La numérisation des tâches jumelée à l’avènement de l’intelligence artificielle crée un terreau fertile à l’innovation.

« On dénombre 8000 proptechs [abréviation de property technology], qui se concentrent principalement dans l’efficience opérationnelle du bâtiment et dans le rehaussement de l’expérience client de l’utilisateur », a expliqué Maureen Waters, associée chez Metaprop, fonds d’investissement créé en 2015 et ayant investi dans 150 jeunes pousses des technologies immobilières.

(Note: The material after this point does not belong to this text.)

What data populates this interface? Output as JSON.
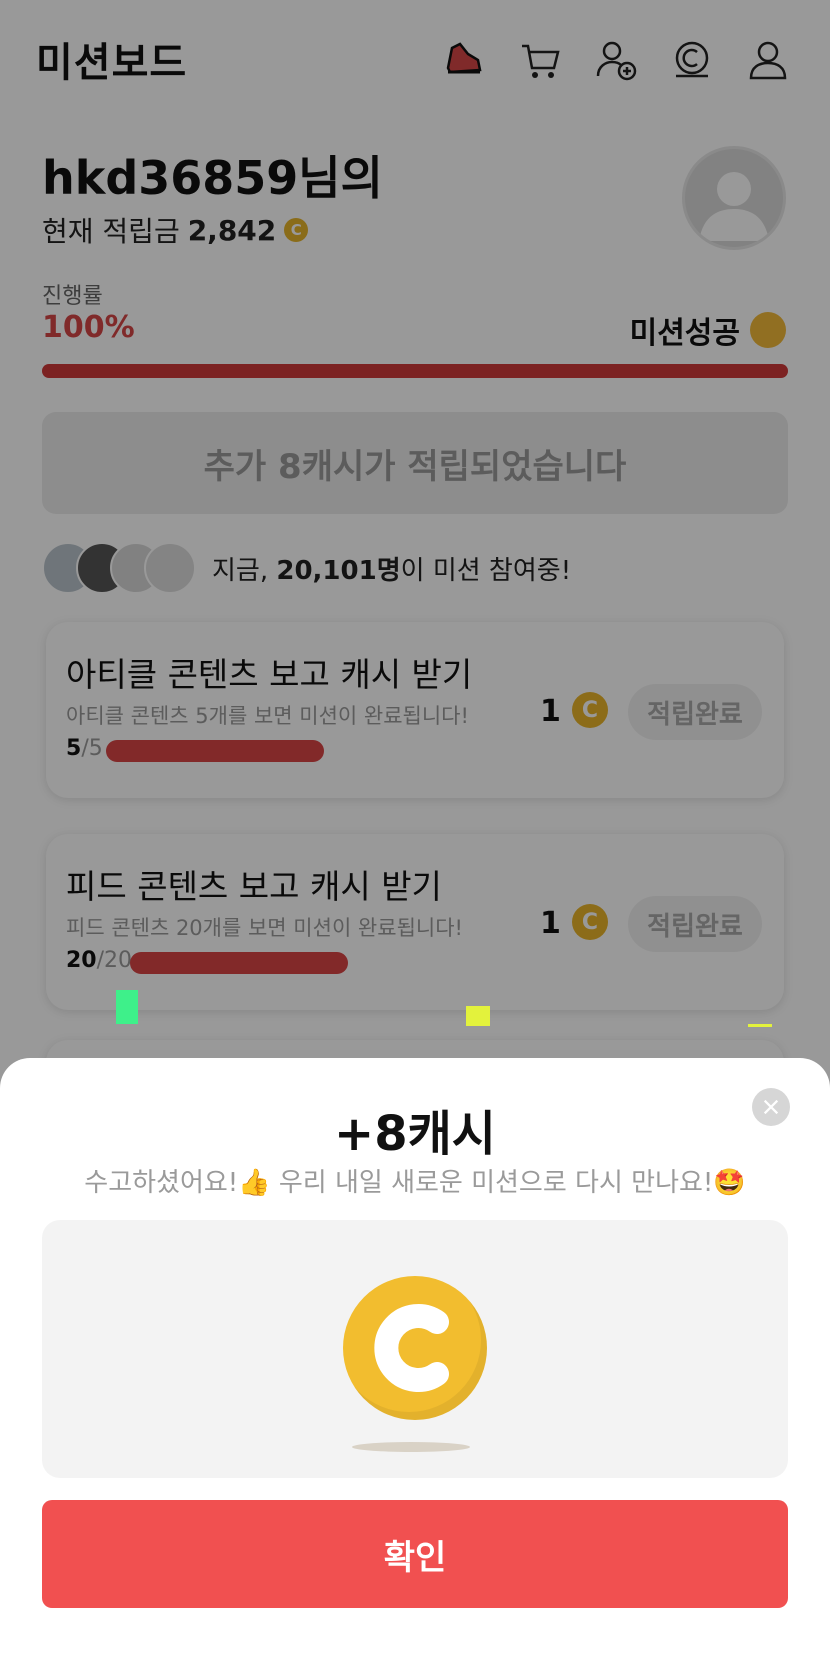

François Lacoursière, vice-président principal Innovations chez Ivanhoé Cambridge, filiale de la Caisse de dépôt, accompagnait Mme Waters sur scène lors d’un atelier portant sur le rôle des technologies dans le bureau de demain. L’un des grands propriétaires immobiliers de la planète a injecté des fonds chez Metaprop, une façon pour elle de rester à l’affût des nouveautés les plus prometteuses.

PHOTO ANDRÉ DUBUC, LA PRESSE

Atelier sur le bureau de l’avenir dans le cadre du Propel by Mipim à New York. Dans l’ordre habituel, Brad Soderwall, directeur principal chez Hines, Maureen Waters, associée au fonds d’investissement Metaprop, et François Lacoursière, vice-président principal chez Ivanhoé Cambridge.

« Ivanhoé est [en train de] se constituer une bibliothèque de cas d’usage [use cases]. Ce sont des besoins présents ou potentiels des locataires, a expliqué à La Presse M. Lacoursière, en marge de son atelier. Par exemple, que faire pour que le locataire puisse entrer et sortir de l’immeuble sans toucher à rien ? » L’étude documente le besoin, détermine les technologies disponibles et s’interroge sur le retour sur l’investissement financier et non financier de la démarche. L’objectif est de pouvoir dupliquer la recette dans l’ensemble du portefeuille en cas de résultats probants.

Pour faire percoler l’innovation au sein de l’organisation, Ivanhoé procède par projets pilotes. Elle a ainsi annoncé en octobre dernier un étage de bureaux flexibles à Place Ville Marie qui sera exploité par WeWork. L’espace connecté et propice à la collaboration sert de prolongement aux bureaux existants des locataires pouvant servir à accueillir des groupes de travail et des réunions. Les bureaux seront disponibles au printemps 2022.

Partenaire d’Ivanhoé dans deux tours de Chicago, Hines, de son côté, s’inspire de l’industrie hôtelière en matière de service à la clientèle. « Depuis 18 mois, on a organisé une centaine d’évènements virtuels et non virtuels dans nos immeubles de Chicago. La multiplication des interactions entre notre personnel et les occupants nous a incités à former notre personnel en prenant exemple sur les hôtels », a dit au cours du même atelier Brad Soderwall, directeur principal chez Hines, importante société intégrée avec des actifs sous gestion de 84 milliards US.

On ignore à quoi ressemblera précisément le bureau du futur. Mais la tour traditionnelle ayant comme principaux services la collecte des loyers et un gardien de sécurité à l’entrée paraît révolue.